Сам я не замечаю девиц в подобном возрасте, они полны плотоядного равнодушия и щиплют язык, как дешевое божоле. С тридцатилетними немного легче, зато в них часто бродит какое-то горестное вранье, которое мне обычно лень разоблачать, одним словом — тридцатилетние кисловаты и отдают пробкой. Сорокалетние напоминают сгущенное, отдающее смолой вино в аркадском кожаном бурдюке — недаром его разбавляли горячей водой те, кто понимал в этом толк. С сорокалетними меня мучает жажда, и все время хочется выпить ледяного вина и залезть в горячую ванну, до краев заваленную холмами пены, и сложить ноги друг другу на руки. Моей первой женщине было без малого сорок — правда, ванна в гостинице была крошечная, в ней можно было сидеть одному, да и то согнувшись в три погибели. До сих пор жалею, что не нашел подходящей ванны и не сделал с этой женщиной то, чего хотел. Теперь-то уж поздно, пенные холмы повалились, осели и превратились в талую водицу, пахнущую эвкалиптом.
— Я старше тебя на семнадцать лет, — пожаловалась тетка, когда мы стояли у дверей автобусного вокзала. — От этого мне хочется сесть тут, прямо на грязный пол, обнять свою сумку и заплакать. Ну почему, почему ты такой маленький?
— Не плачь. Я чувствую себя старым и разрушенным, как мост Кивисильд. Семнадцать лет — это не так много, некоторым едва хватает, чтобы понять, как выглядит лошадь, — сказал я и, увидев ее поднятые брови, добавил: — Это мне Мярт рассказал, мой сосед по комнате. Был такой китайский художник, он семнадцать лет ходил в императорские конюшни смотреть на лошадей, но ничего там не рисовал, только разглядывал. Однажды он не пошел в конюшню, остался дома, взял кисти и нарисовал самых совершенных лошадей во всей Поднебесной.
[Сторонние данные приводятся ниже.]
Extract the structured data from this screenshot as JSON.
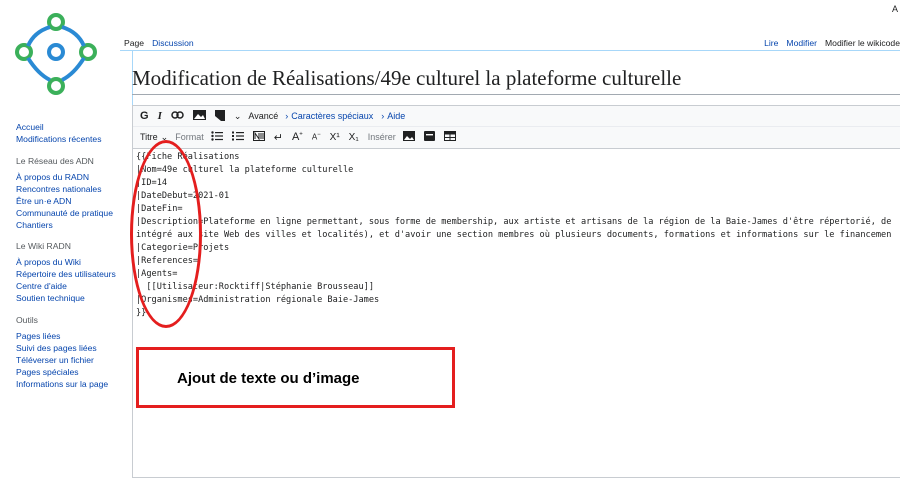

— Надеюсь, его тут же отравили по приказу императора, — сказала тетка и сунула билетерше две смятые стокроновые бумажки. Я заметил, что деньги она распихивала по карманам и сумкам в точности, как это делаю я, кошельки и бумажники наводят на меня тоску. Зато, если деньги внезапно кончаются, можно потрясти джинсы, рюкзаки и куртки и набрать горсть мелочи, а то и покрупнее что-нибудь отыщется.
Дождавшись, пока автобус отъехал, я быстро пошел домой, вернее, я пошел собирать вещи — в этом городе мне больше нечего было делать. Наша с Мяртом комната была выстужена, как Нифльхейм, и прокурена, будто лондонский паб. Китаист спал на моей кровати, завернувшись в пальто, рядом спала Пия с филологического, голая нога девушки была на виду, и я удивился ее длине и совершенству. Я поправил одеяло и прикрыл ногу, сосед тут же открыл глаза и досадливо свел зрачки к переносице.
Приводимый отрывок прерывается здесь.